Retour à Vinon-sur-Verdon

En seconde année, je vole à la SIVEA de façon plus épisodique -  les commissaires étant souvent en stages - mais souvent au club de Vinon-sur-Verdon.

En avril 1985, nouveau stage sur ce terrain. Le premier avril, ça ne s’invente pas, les responsables du club viennent faire part d’un problème aux chefs. La fédération française de vol à voile a décidé que la sélection pour les championnats de France se ferait désormais via des concours régionaux. C’est Vinon qui organise le premier, il faut 10 participants minimum et suite à un désistement, il leur en manque un. L’Armée de l’air ne pourrait-elle pas sauver la patrie, peut-être grâce à ce jeune pilote barbu et à l’ASW19 à cocarde qu’on aperçoit là-bas ? 

Voler en montagne début avril, quand les ascendances dépassent rarement les sommets, ce n’est déjà pas facile, mais en compétition et alors que l’on s’est fait peur il y a peu… Mais difficile de me défiler. Et comme ça, je serai sûr d’avoir un planeur tous les jours. Je ne connais pas bien l’ASW19, mais ce n’est qu’une sorte d’ASW20 sans volets de courbure. Trois heures après, je décolle derrière le remorqueur pour la première épreuve : l’aller-retour de 316 km qui a failli m’être fatal il y a un an ! Je boucle le circuit sans problème, dans un environnement enneigé magnifique. C’est lors de ce type de vol que l’on réalise le caractère magique de ce sport. Le soir, lors du repas dans la Fillod, mon fan-club est en liesse. La suite sera moins glorieuse : quatre épreuves, trois atterrissages sur des terrains et une vraie vache (atterrissage en campagne).
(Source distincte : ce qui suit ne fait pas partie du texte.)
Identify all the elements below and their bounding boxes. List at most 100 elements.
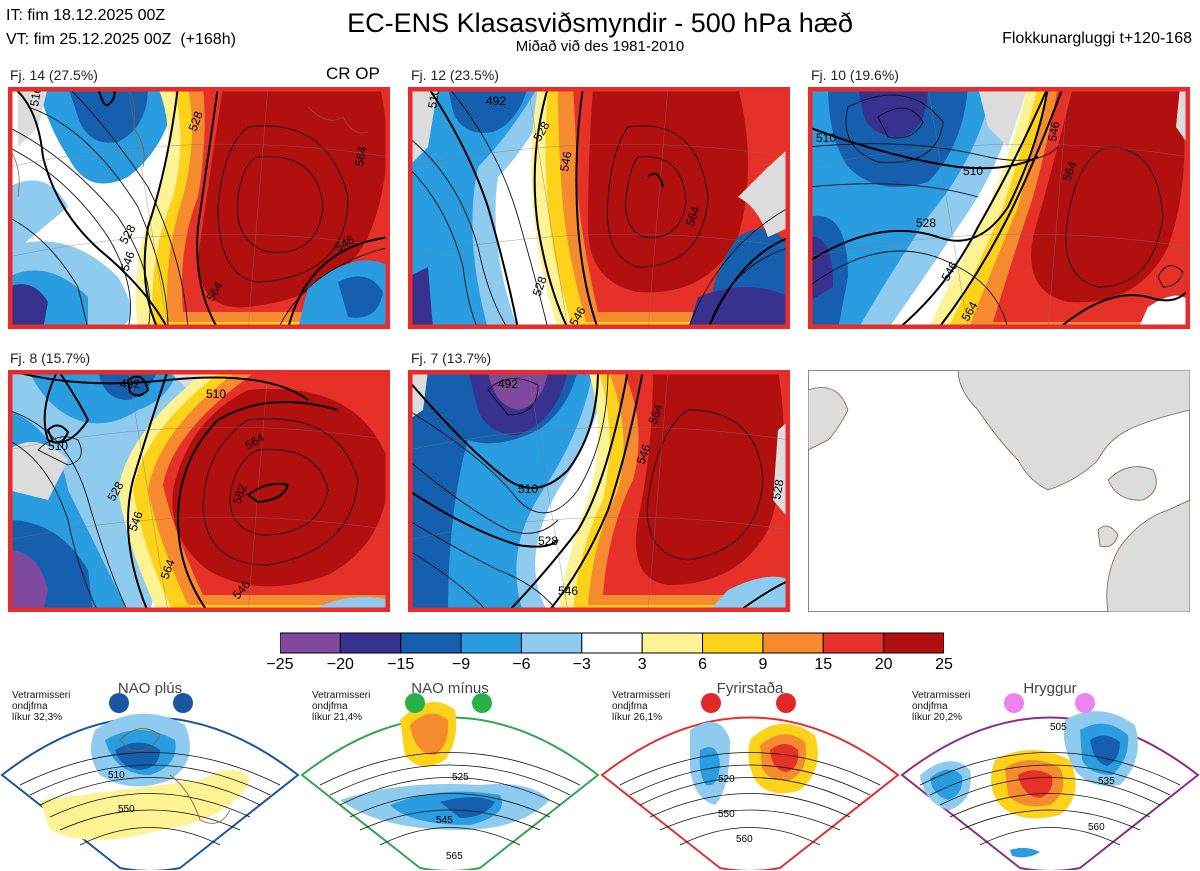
contour-label: 510 (816, 131, 836, 145)
regime-dot-marker (173, 693, 193, 713)
valid-time: VT: fim 25.12.2025 00Z (+168h) (6, 31, 236, 48)
regime-dot-marker (405, 693, 425, 713)
contour-label: 564 (646, 402, 666, 426)
colorbar-swatch (702, 632, 764, 654)
panel-label-4: Fj. 8 (15.7%) (10, 350, 91, 366)
regime-contour-label: 560 (1088, 822, 1105, 833)
regime-nao-minus: NAO mínus Vetrarmisseri ondjfma líkur 21… (300, 680, 600, 870)
contour-label: 492 (498, 377, 518, 391)
colorbar-tick-label: 3 (637, 656, 647, 673)
colorbar-tick-label: −15 (387, 656, 415, 673)
regime-blocking: Fyrirstaða Vetrarmisseri ondjfma líkur 2… (600, 680, 900, 870)
contour-label: 510 (425, 87, 442, 109)
contour-label: 492 (120, 377, 140, 391)
regime-dot-marker (701, 693, 721, 713)
colorbar-swatches (279, 632, 945, 654)
colorbar-tick-label: 15 (814, 656, 833, 673)
regime-contour-label: 565 (446, 851, 463, 862)
colorbar-swatch (581, 632, 643, 654)
regime-contour-label: 535 (1098, 776, 1115, 787)
colorbar-swatch (883, 632, 945, 654)
cluster-map-5: 492 510 528 546 564 546 528 (408, 370, 790, 612)
regime-info: Vetrarmisseri ondjfma líkur 20,2% (912, 690, 971, 723)
contour-label: 528 (769, 478, 786, 500)
regime-dot-marker (109, 693, 129, 713)
contour-label: 564 (158, 557, 178, 581)
contour-label: 546 (558, 584, 578, 598)
regime-info: Vetrarmisseri ondjfma líkur 21,4% (312, 690, 371, 723)
regime-dot-marker (472, 693, 492, 713)
panel-tag-cr-op: CR OP (326, 64, 380, 83)
classification-window: Flokkunargluggi t+120-168 (1002, 30, 1192, 47)
regime-contour-label: 545 (436, 815, 453, 826)
colorbar-swatch (822, 632, 885, 654)
empty-base-map (808, 370, 1190, 612)
colorbar-tick-label: −9 (451, 656, 471, 673)
contour-label: 564 (352, 145, 369, 167)
cluster-map-4: 510 492 510 528 546 564 582 564 546 (8, 370, 390, 612)
cluster-map-3: 510 510 528 546 564 546 564 (808, 87, 1190, 329)
colorbar (279, 632, 945, 659)
regime-title: NAO mínus (411, 680, 489, 697)
regime-title: Hryggur (1023, 680, 1077, 697)
regime-title: Fyrirstaða (716, 680, 784, 697)
contour-label: 546 (126, 509, 146, 533)
contour-label: 528 (530, 274, 550, 298)
contour-label: 528 (538, 534, 558, 548)
contour-label: 582 (230, 482, 250, 506)
contour-label: 564 (1060, 159, 1080, 183)
page-title: EC-ENS Klasasviðsmyndir - 500 hPa hæð (347, 8, 853, 38)
colorbar-tick-label: 6 (698, 656, 707, 673)
contour-label: 528 (916, 216, 936, 230)
regime-contour-label: 520 (718, 774, 735, 785)
contour-label: 510 (518, 482, 538, 496)
page-subtitle: Miðað við des 1981-2010 (515, 38, 685, 55)
colorbar-swatch (520, 632, 583, 654)
contour-label: 528 (186, 109, 206, 133)
contour-label: 510 (206, 387, 226, 401)
regime-dot-marker (1004, 693, 1024, 713)
cluster-map-2: 492 510 528 546 564 528 546 (408, 87, 790, 329)
regime-contour-label: 525 (452, 772, 469, 783)
regime-title: NAO plús (117, 680, 183, 697)
colorbar-swatch (762, 632, 824, 654)
init-time: IT: fim 18.12.2025 00Z (6, 7, 166, 24)
panel-label-3: Fj. 10 (19.6%) (811, 67, 899, 83)
contour-label: 546 (634, 442, 654, 466)
regime-dot-marker (1075, 693, 1095, 713)
colorbar-tick-label: −3 (572, 656, 591, 673)
regime-dot-marker (776, 693, 796, 713)
contour-label: 546 (557, 150, 574, 172)
contour-label: 492 (486, 94, 506, 108)
regime-contour-label: 560 (736, 834, 753, 845)
colorbar-swatch (460, 632, 522, 654)
regime-info: Vetrarmisseri ondjfma líkur 26,1% (612, 690, 671, 723)
contour-label: 510 (27, 87, 44, 108)
contour-label: 546 (1045, 120, 1062, 142)
colorbar-swatch (641, 632, 704, 654)
regime-contour-label: 505 (1050, 722, 1067, 733)
contour-label: 510 (48, 439, 68, 453)
panel-label-2: Fj. 12 (23.5%) (411, 67, 499, 83)
colorbar-swatch (279, 632, 341, 654)
regime-ridge: Hryggur Vetrarmisseri ondjfma líkur 20,2… (900, 680, 1200, 870)
contour-label: 510 (963, 164, 983, 178)
colorbar-swatch (400, 632, 462, 654)
contour-label: 546 (118, 249, 138, 273)
regime-info: Vetrarmisseri ondjfma líkur 32,3% (12, 690, 71, 723)
regime-nao-plus: NAO plús Vetrarmisseri ondjfma líkur 32,… (0, 680, 300, 870)
regime-contour-label: 510 (108, 770, 125, 781)
contour-label: 564 (683, 204, 703, 228)
colorbar-tick-label: −20 (326, 656, 354, 673)
colorbar-tick-label: −25 (266, 656, 294, 673)
colorbar-tick-label: 25 (935, 656, 953, 673)
colorbar-tick-label: −6 (512, 656, 531, 673)
colorbar-tick-label: 9 (758, 656, 768, 673)
regime-contour-label: 550 (118, 804, 135, 815)
colorbar-swatch (339, 632, 402, 654)
cluster-map-1: 510 528 546 564 546 564 528 (8, 87, 390, 329)
regime-contour-label: 550 (718, 809, 735, 820)
panel-label-1: Fj. 14 (27.5%) (10, 67, 98, 83)
colorbar-tick-label: 20 (874, 656, 893, 673)
panel-label-5: Fj. 7 (13.7%) (411, 350, 492, 366)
Je suis loin d’être le seul, mais moi au moins, je n’ai pas à payer les dépannages par air ! Je n’ai pas souvenir d’avoir été sélectionnable pour le championnat de France cette fois-ci…

Nous arrivons à convaincre la hiérarchie de laisser à Vinon un biplace et des monoplaces le week-end suivant le stage. C’est donc sous ma responsabilité que volent quelques camarades récemment lâchés. Nous resterons très discrets sur le fait que Nicolas Masquilier, dit Bajoue (EA 83 - promo Fleischel) réussit à se vacher à quelques kilomètres du terrain alors qu’il était tenu à un strict vol « dans le bocal », c’est-à-dire d'être toujours en mesure de regagner le terrain de départ. Mais il le fait avec brio, sans une égratignure pour le planeur.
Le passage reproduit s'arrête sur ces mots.